Access Northern California
This site is meant for people who, because of disability, are not fully ambulatory. It advises on trails, attractions such as museums, lodging, sports and recreation and other services throughout Northern California, with an emphasis on their accessibility to wheelchairs.
If you’re looking for group bike rides, this is a good site, though it’s focused on the Bay Area. But it also includes Napa, Mendocino and Sacramento counties. Very up-to-date listings, with a dozen or more rides listed on weekend days.
Tom Stienstra Top Ten
This is a page on this widely know outdoor guidebook writer’s book-selling site. On it he makes a number of recommendations in various categories—Top 10 Cave Explorations, Top 5 Places to Beach Camp, etc.—that are valuable because Stienstra and his wife are on the road almost constantly, when the weather’s good, looking for stuff for his books, and a lot of folks have come to trust his judgment. His books are good sources, too.
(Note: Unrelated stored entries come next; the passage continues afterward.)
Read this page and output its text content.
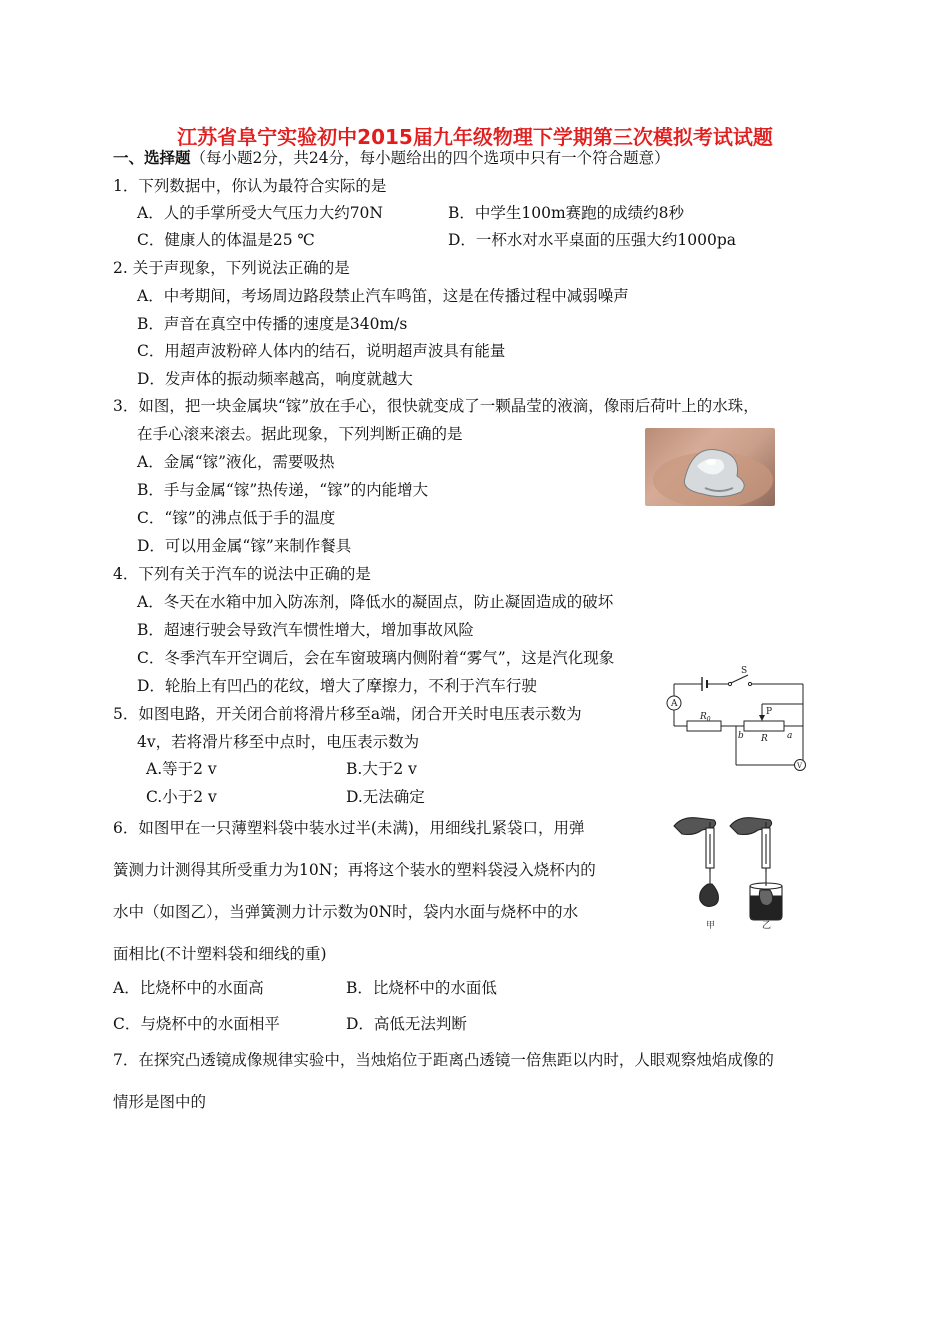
江苏省阜宁实验初中2015届九年级物理下学期第三次模拟考试试题
一、选择题（每小题2分，共24分，每小题给出的四个选项中只有一个符合题意）
1．下列数据中，你认为最符合实际的是
A．人的手掌所受大气压力大约70N	B．中学生100m赛跑的成绩约8秒
C．健康人的体温是25 ℃	D．一杯水对水平桌面的压强大约1000pa
2. 关于声现象，下列说法正确的是
A．中考期间，考场周边路段禁止汽车鸣笛，这是在传播过程中减弱噪声
B．声音在真空中传播的速度是340m/s
C．用超声波粉碎人体内的结石，说明超声波具有能量
D．发声体的振动频率越高，响度就越大
3．如图，把一块金属块“镓”放在手心，很快就变成了一颗晶莹的液滴，像雨后荷叶上的水珠，
在手心滚来滚去。据此现象，下列判断正确的是
A．金属“镓”液化，需要吸热
B．手与金属“镓”热传递，“镓”的内能增大
C．“镓”的沸点低于手的温度
D．可以用金属“镓”来制作餐具
4．下列有关于汽车的说法中正确的是
A．冬天在水箱中加入防冻剂，降低水的凝固点，防止凝固造成的破坏
B．超速行驶会导致汽车惯性增大，增加事故风险
C．冬季汽车开空调后，会在车窗玻璃内侧附着“雾气”，这是汽化现象
D．轮胎上有凹凸的花纹，增大了摩擦力，不利于汽车行驶
5．如图电路，开关闭合前将滑片移至a端，闭合开关时电压表示数为
4v，若将滑片移至中点时，电压表示数为
A.等于2 v	B.大于2 v
C.小于2 v	D.无法确定
S
A
V
P
$R_0$
R
b	a
6．如图甲在一只薄塑料袋中装水过半(未满)，用细线扎紧袋口，用弹
簧测力计测得其所受重力为10N；再将这个装水的塑料袋浸入烧杯内的
水中（如图乙），当弹簧测力计示数为0N时，袋内水面与烧杯中的水
面相比(不计塑料袋和细线的重)
A．比烧杯中的水面高	B．比烧杯中的水面低
C．与烧杯中的水面相平	D．高低无法判断
甲	乙
7．在探究凸透镜成像规律实验中，当烛焰位于距离凸透镜一倍焦距以内时，人眼观察烛焰成像的
情形是图中的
San Francisco Bay Area Attractions
If you’re like millions of people, especially kids, your idea of fun is to hit one of the big attractions such as Paramount’s Great America or the Monterey Bay Aquarium. This site connects you with nine of them. Also included are the Red & White Fleet, the Wax Museum at Fisherman’s Wharf, the Winchester Mystery House, Bonfante Gardens Theme Park, Roaring Camp Railroads and the Santa Cruz Boardwalk—but not, to my surprise, Marine World. Latest info and discounts.
USDA Forest Service
California State Parks
California’s Bureau of Land Management Recreation Areas
National Park Service
California National Parks
Northern California National Forests
These sites offer all kinds of information about federal and state lands and parks that’s useful for anyone wanting to visit or camp in them.
GORP—California Travel, Tourism and Recreation Guide
This is a national commercial site, so it has all the disadvantages of that, including pop-up ads one after another as well as a certain impersonality. But it’s also got some good links and suggestions that other sites don’t have and covers a large area.